Pendant tout le mois de mai, ils tiendront le haut du pavé, avec des débats, des actions politiques et des expérimentations sociales, où l'humour ne sera pas absent (bien au contraire). Le théâtre et les arts graphiques seront aussi de la partie pour replacer la politique au centre de l'espace public.`
Lyon Capitale. En mai 2008, la "Croix-Rousse s'échauffe à la révolution mondiale"... c'est une blague ou du sérieux ?
Marc Uhry : C'est du sérieux ! On va mélanger le sérieux avec le ludique; le culturel et le politique ; le festif et l'expérimentation sociale. L'accroche est ludique car on n'attire pas les mouches avec du vinaigre. Ceci dit, la période nous semble mériter une réimplication politique autre que seulement mettre un bulletin dans une urne de temps en temps.

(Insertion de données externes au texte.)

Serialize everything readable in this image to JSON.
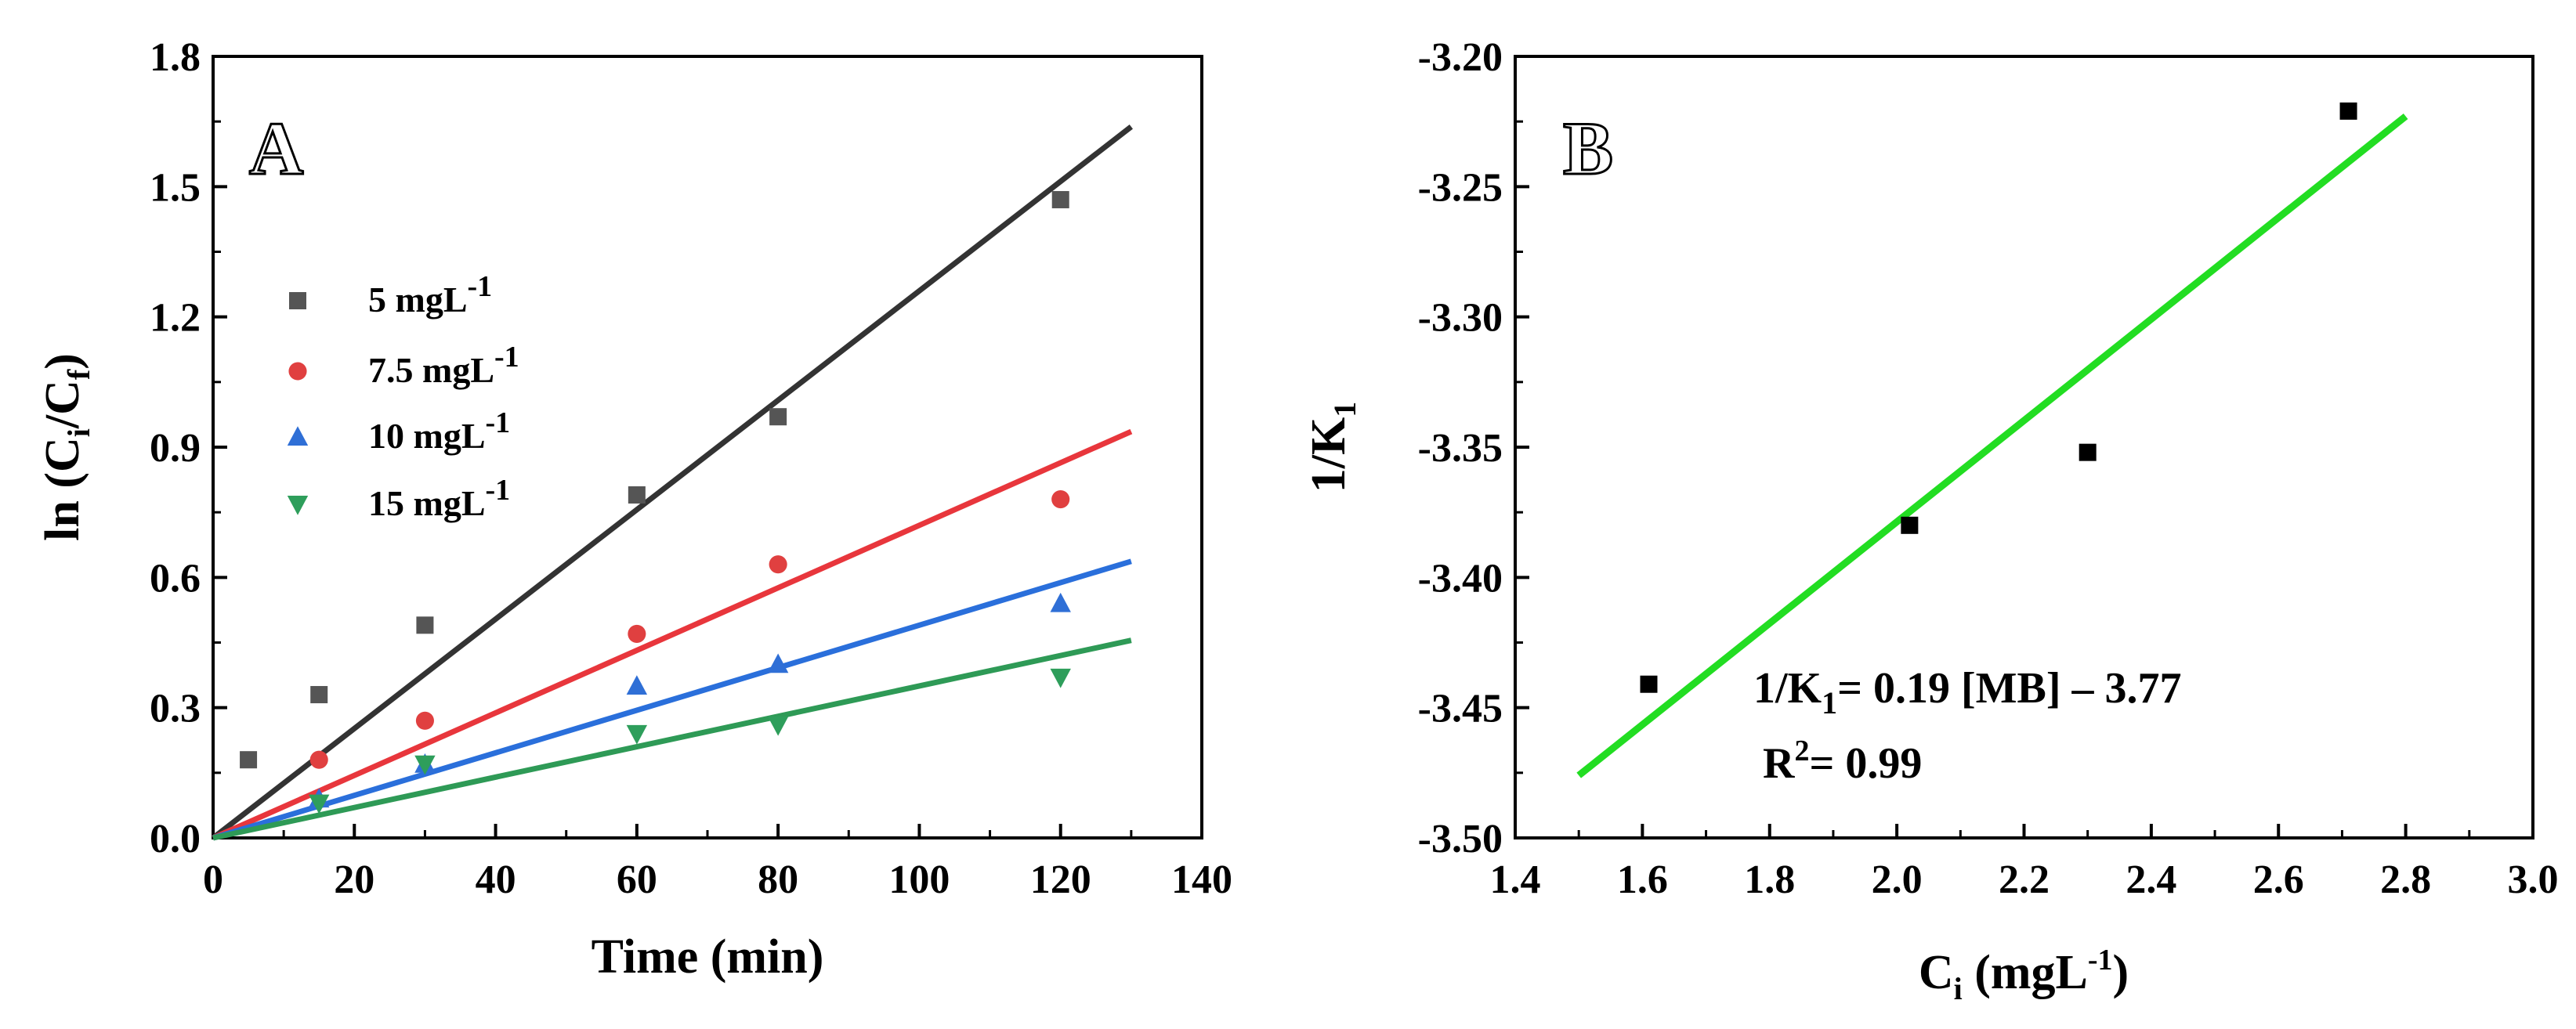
{
  "chart_data": [
    {
      "type": "scatter",
      "panel_label": "A",
      "xlabel": "Time (min)",
      "ylabel": "ln (Ci/Cf)",
      "xlim": [
        0,
        140
      ],
      "ylim": [
        0,
        1.8
      ],
      "x_ticks": [
        "0",
        "20",
        "40",
        "60",
        "80",
        "100",
        "120",
        "140"
      ],
      "y_ticks": [
        "0.0",
        "0.3",
        "0.6",
        "0.9",
        "1.2",
        "1.5",
        "1.8"
      ],
      "series": [
        {
          "name": "5 mgL-1",
          "marker": "square",
          "color": "#555555",
          "line_color": "#333333",
          "x": [
            5,
            15,
            30,
            60,
            80,
            120
          ],
          "y": [
            0.18,
            0.33,
            0.49,
            0.79,
            0.97,
            1.47
          ],
          "fit": {
            "slope": 0.0126,
            "intercept": 0.0
          }
        },
        {
          "name": "7.5 mgL-1",
          "marker": "circle",
          "color": "#e04040",
          "line_color": "#e8363c",
          "x": [
            15,
            30,
            60,
            80,
            120
          ],
          "y": [
            0.18,
            0.27,
            0.47,
            0.63,
            0.78
          ],
          "fit": {
            "slope": 0.0072,
            "intercept": 0.0
          }
        },
        {
          "name": "10 mgL-1",
          "marker": "triangle-up",
          "color": "#2f6fd6",
          "line_color": "#2a6fdb",
          "x": [
            15,
            30,
            60,
            80,
            120
          ],
          "y": [
            0.09,
            0.17,
            0.35,
            0.4,
            0.54
          ],
          "fit": {
            "slope": 0.0049,
            "intercept": 0.0
          }
        },
        {
          "name": "15 mgL-1",
          "marker": "triangle-down",
          "color": "#2e9e5b",
          "line_color": "#2e9a56",
          "x": [
            15,
            30,
            60,
            80,
            120
          ],
          "y": [
            0.08,
            0.17,
            0.24,
            0.26,
            0.37
          ],
          "fit": {
            "slope": 0.0035,
            "intercept": 0.0
          }
        }
      ],
      "legend": {
        "position": "top-left",
        "entries": [
          {
            "base": "5 mgL",
            "sup": "-1"
          },
          {
            "base": "7.5 mgL",
            "sup": "-1"
          },
          {
            "base": "10 mgL",
            "sup": "-1"
          },
          {
            "base": "15 mgL",
            "sup": "-1"
          }
        ]
      }
    },
    {
      "type": "scatter",
      "panel_label": "B",
      "xlabel": "Ci (mgL-1)",
      "ylabel": "1/K1",
      "xlim": [
        1.4,
        3.0
      ],
      "ylim": [
        -3.5,
        -3.2
      ],
      "x_ticks": [
        "1.4",
        "1.6",
        "1.8",
        "2.0",
        "2.2",
        "2.4",
        "2.6",
        "2.8",
        "3.0"
      ],
      "y_ticks": [
        "-3.50",
        "-3.45",
        "-3.40",
        "-3.35",
        "-3.30",
        "-3.25",
        "-3.20"
      ],
      "series": [
        {
          "name": "data",
          "marker": "square",
          "color": "#000000",
          "x": [
            1.61,
            2.02,
            2.3,
            2.71
          ],
          "y": [
            -3.441,
            -3.38,
            -3.352,
            -3.221
          ]
        },
        {
          "name": "fit",
          "type": "line",
          "color": "#22dd22",
          "x": [
            1.5,
            2.8
          ],
          "y": [
            -3.476,
            -3.223
          ]
        }
      ],
      "equation": "1/K1= 0.19 [MB] – 3.77",
      "r2": "R2= 0.99"
    }
  ]
}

Vous voulez prendre le pouvoir ?
Non ! sinon on se serait présenté aux élections ! L'enjeu est plutôt de reconquérir l'espace public. D'une part, comme les féministes ou les noirs américains dans les années 70, il faut arriver à mettre des thèmes à l'ordre du jour. D'autre part, il faut que cet espace public devienne une agora permanente. Concrètement, la rue ne doit pas être qu'un lieu de promotion pour le petit commerce mais un lieu d'expérimentation sociale, politique et culturelle. Nous voulons aussi élargir les pratiques de la société civile pour toucher davantage de monde. RESF, la Cimade ou la CGT chômeurs et précaires travaillent, par exemple, sur différents projets avec des plasticiens.

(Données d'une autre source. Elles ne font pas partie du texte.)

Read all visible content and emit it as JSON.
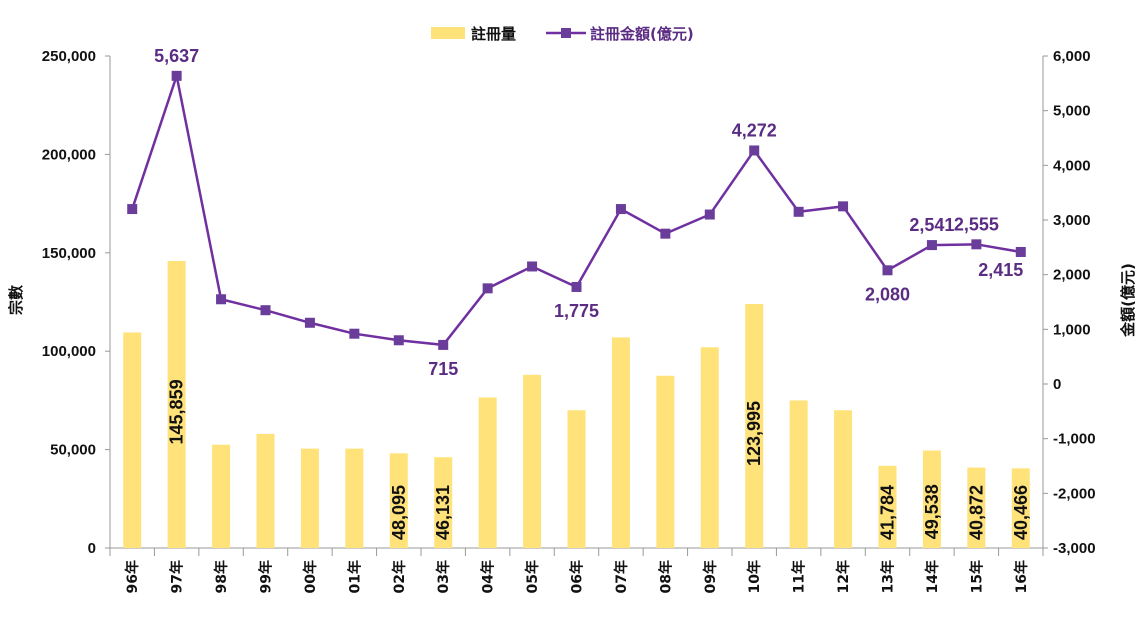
{
  "chart_data": {
    "type": "bar+line",
    "categories": [
      "96年",
      "97年",
      "98年",
      "99年",
      "00年",
      "01年",
      "02年",
      "03年",
      "04年",
      "05年",
      "06年",
      "07年",
      "08年",
      "09年",
      "10年",
      "11年",
      "12年",
      "13年",
      "14年",
      "15年",
      "16年"
    ],
    "series": [
      {
        "name": "註冊量",
        "type": "bar",
        "axis": "left",
        "color": "#FFE27A",
        "values": [
          109500,
          145859,
          52500,
          58000,
          50500,
          50500,
          48095,
          46131,
          76500,
          88000,
          70000,
          107000,
          87500,
          102000,
          123995,
          75000,
          70000,
          41784,
          49538,
          40872,
          40466
        ],
        "labels": [
          "",
          "145,859",
          "",
          "",
          "",
          "",
          "48,095",
          "46,131",
          "",
          "",
          "",
          "",
          "",
          "",
          "123,995",
          "",
          "",
          "41,784",
          "49,538",
          "40,872",
          "40,466"
        ]
      },
      {
        "name": "註冊金額(億元)",
        "type": "line",
        "axis": "right",
        "color": "#7030A0",
        "marker_color": "#6A3D9A",
        "label_color": "#5B2C83",
        "values": [
          3200,
          5637,
          1550,
          1350,
          1120,
          920,
          800,
          715,
          1750,
          2150,
          1775,
          3200,
          2750,
          3100,
          4272,
          3150,
          3250,
          2080,
          2541,
          2555,
          2415
        ],
        "labels": [
          "",
          "5,637",
          "",
          "",
          "",
          "",
          "",
          "715",
          "",
          "",
          "1,775",
          "",
          "",
          "",
          "4,272",
          "",
          "",
          "2,080",
          "2,541",
          "2,555",
          "2,415"
        ]
      }
    ],
    "y_left": {
      "label": "宗數",
      "range": [
        0,
        250000
      ],
      "ticks": [
        "0",
        "50,000",
        "100,000",
        "150,000",
        "200,000",
        "250,000"
      ]
    },
    "y_right": {
      "label": "金額(億元)",
      "range": [
        -3000,
        6000
      ],
      "ticks": [
        "-3,000",
        "-2,000",
        "-1,000",
        "0",
        "1,000",
        "2,000",
        "3,000",
        "4,000",
        "5,000",
        "6,000"
      ]
    },
    "legend": {
      "position": "top-center",
      "items": [
        "註冊量",
        "註冊金額(億元)"
      ]
    },
    "grid": false
  }
}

Quelle est l'analyse politique qui sous-tend votre projet ?
On connaît actuellement une surchauffe du pragmatisme qui a dépolitisé les grands enjeux de société. Aujourd'hui tout est géré de manière déshumanisée, selon des logiques budgétaires. On nous fait croire qu'on est dans le règne du bon sens et que, du coup, il n'y a plus de débat politique possible. La réforme de la justice soumet les droits à des contraintes budgétaires et l'éducation est avant tout une variable d'ajustement du budget de l'Etat. On a imposé une technocratie sur laquelle les citoyens n'ont plus rien à dire. Nous voulons reprendre notre indépendance par la reconquête de l'espace public !
Votre Mai 2008, c'est encore une initiative autocentrée sur la Croix-Rousse ?
Si ça se passe à la Croix-Rousse, c'est parce qu'il y a beaucoup de militants politiques et culturels. Des Canuts à la non venue de Sarkozy, c'est ici que ça se passe et peu importe que les gens soient de la Croix-Rousse ! En 1831, il n'y a que 20% de lyonnais parmi les Canuts qui se sont révoltés. Par ailleurs, peu importe que l'on soit ou non des bobos. Ce n'est pas la bonne clé de lecture. Car les identités de départ ne sont pas intéressantes, ce sont les objectifs qui importent. En plus, il s'agit d'un "échauffement". Nous ne demandons qu'à nous étendre après le 31 mai !
Au final, ce sont des actions surtout symboliques que vous allez lancer...
On verra ! Quand les Don Quichotte ont planté leurs tentes en décembre 2006. Tout le monde se demandait qui étaient ces hurluberlus. L'abbé Pierre s'est battu des années pour obtenir le droit opposable au logement, il ne l'a jamais eu. Les Don Quichotte, avec à leur tête deux frères fous furieux, l'ont obtenu en trois mois. On ne se sait pas ce qui paye. Donc il faut tout essayer.